To achieve its growth potential in coming years, the life settlement industry must evolve its business model to better serve a fast-growing population of recipients of long-term care funded through Medicaid, according to the keynote speaker at the conference held for life settlement institutional investors on March 11.
Alan Buerger, CEO and founder of life settlement firm Coventry, issued this assessment at the 3rd Annual Institutional Investor Life Settlement Conference, held at the Harvard Club of New York City. The event was hosted by the Life Insurance Settlement Assocation (LISA).
See also: The life settlement market? Really?
"Life settlement providers must change their business model," Buerger said. "Those that do will thrive and grow exponentially."
Buerger applauded the industry for having transitioned from a focus of ridicule and "violent" opposition during its nascent years to one where the value of life settlements have become a "self-evident."
That acceptance, Buerger said, is reflected in reduced life insurer-sponsored litigation and legislative initiatives aimed at curtailing the activities of the industry. The field's maturation is mirrored, too, in a decline "in inappropriate and fraudulent acts" among industry bad actors.
Buerger added that, where once life settlement providers were the focus of lawsuits by insurers, now the tables are turning.
"We're seeing a material increase in lawsuits where life insurance carriers now are the defendants for actions they've taken that relate to this market," Buerger said, adding the industry now also faces reduced bad publicity.

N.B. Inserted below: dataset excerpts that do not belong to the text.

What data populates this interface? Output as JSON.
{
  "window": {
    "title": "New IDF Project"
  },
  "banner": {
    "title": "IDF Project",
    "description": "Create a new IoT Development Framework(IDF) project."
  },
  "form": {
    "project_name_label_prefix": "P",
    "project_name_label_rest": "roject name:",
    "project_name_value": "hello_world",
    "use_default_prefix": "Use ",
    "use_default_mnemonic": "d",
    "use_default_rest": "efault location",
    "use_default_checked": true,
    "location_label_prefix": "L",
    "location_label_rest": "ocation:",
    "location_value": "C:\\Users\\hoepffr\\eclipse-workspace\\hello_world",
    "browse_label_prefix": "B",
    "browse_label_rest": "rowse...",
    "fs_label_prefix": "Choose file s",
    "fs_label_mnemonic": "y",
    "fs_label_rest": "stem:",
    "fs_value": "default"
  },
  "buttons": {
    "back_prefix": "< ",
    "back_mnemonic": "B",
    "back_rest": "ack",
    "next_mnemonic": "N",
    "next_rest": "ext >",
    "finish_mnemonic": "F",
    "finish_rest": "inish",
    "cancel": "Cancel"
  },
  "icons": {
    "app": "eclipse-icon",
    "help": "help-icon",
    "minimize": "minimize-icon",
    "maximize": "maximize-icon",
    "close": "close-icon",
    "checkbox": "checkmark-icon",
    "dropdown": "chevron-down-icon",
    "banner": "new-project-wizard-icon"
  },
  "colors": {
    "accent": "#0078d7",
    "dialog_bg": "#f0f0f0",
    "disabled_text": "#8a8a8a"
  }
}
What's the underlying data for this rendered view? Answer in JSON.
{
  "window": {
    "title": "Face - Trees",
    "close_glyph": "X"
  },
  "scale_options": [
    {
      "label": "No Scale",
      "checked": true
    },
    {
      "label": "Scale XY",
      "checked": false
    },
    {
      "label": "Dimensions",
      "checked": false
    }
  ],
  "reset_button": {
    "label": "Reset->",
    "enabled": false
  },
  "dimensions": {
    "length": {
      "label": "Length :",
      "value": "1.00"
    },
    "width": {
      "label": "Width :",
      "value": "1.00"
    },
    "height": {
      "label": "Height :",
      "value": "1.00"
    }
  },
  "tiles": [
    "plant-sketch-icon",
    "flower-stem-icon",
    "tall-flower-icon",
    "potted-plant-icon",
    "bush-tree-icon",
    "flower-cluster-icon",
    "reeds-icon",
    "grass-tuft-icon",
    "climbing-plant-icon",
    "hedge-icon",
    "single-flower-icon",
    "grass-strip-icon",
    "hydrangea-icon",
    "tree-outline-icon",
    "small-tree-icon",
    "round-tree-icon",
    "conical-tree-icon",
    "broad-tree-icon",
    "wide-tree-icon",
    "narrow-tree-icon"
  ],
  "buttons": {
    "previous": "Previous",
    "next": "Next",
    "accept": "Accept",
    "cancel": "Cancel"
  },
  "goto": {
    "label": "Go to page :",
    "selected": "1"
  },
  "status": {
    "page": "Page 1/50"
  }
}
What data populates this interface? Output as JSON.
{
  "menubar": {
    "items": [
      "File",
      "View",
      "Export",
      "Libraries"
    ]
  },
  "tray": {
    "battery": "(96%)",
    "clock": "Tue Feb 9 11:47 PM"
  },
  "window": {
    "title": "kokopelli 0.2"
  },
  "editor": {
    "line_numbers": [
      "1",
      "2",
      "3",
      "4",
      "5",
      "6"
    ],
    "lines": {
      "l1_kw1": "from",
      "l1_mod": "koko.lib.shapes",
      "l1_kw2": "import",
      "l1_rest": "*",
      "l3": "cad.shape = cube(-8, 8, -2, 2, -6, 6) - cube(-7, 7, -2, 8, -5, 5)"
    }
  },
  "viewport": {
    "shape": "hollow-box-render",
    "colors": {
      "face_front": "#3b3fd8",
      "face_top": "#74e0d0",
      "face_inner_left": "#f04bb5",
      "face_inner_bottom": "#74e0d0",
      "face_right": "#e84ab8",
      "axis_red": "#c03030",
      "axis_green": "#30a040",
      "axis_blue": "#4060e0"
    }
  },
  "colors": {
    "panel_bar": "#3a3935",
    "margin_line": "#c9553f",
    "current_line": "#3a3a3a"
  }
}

"There is virtually no [newspaper] headline risk anymore, and we won't have headline risk unless we don't police the activities of those who act inconsistently with good business practices," he said.
Having achieved a measure of acceptance by life insurers and industry critics, however, the life settlement industry now confronts new challenges to achieving greater growth.
One is to educate institutional investors—state and municipal pension fund managers, among others—that securitized life settlements are safe, non-correlating assets that should be included in a well-diversified portfolio allocation. That will help grow the pool of money needed to fund future settlements.
A second hurdle is to better serve life insurance policyholders of contracts with small face amounts. The life settlement industry, he noted, evolved from viatical settlements, transactions executed to serve an earlier generation of clients with small policy face amounts. Among them: AIDs patients who had a life expectancy of less than two years. Today, life settlement providers mostly serve seniors owning policies with large face amounts.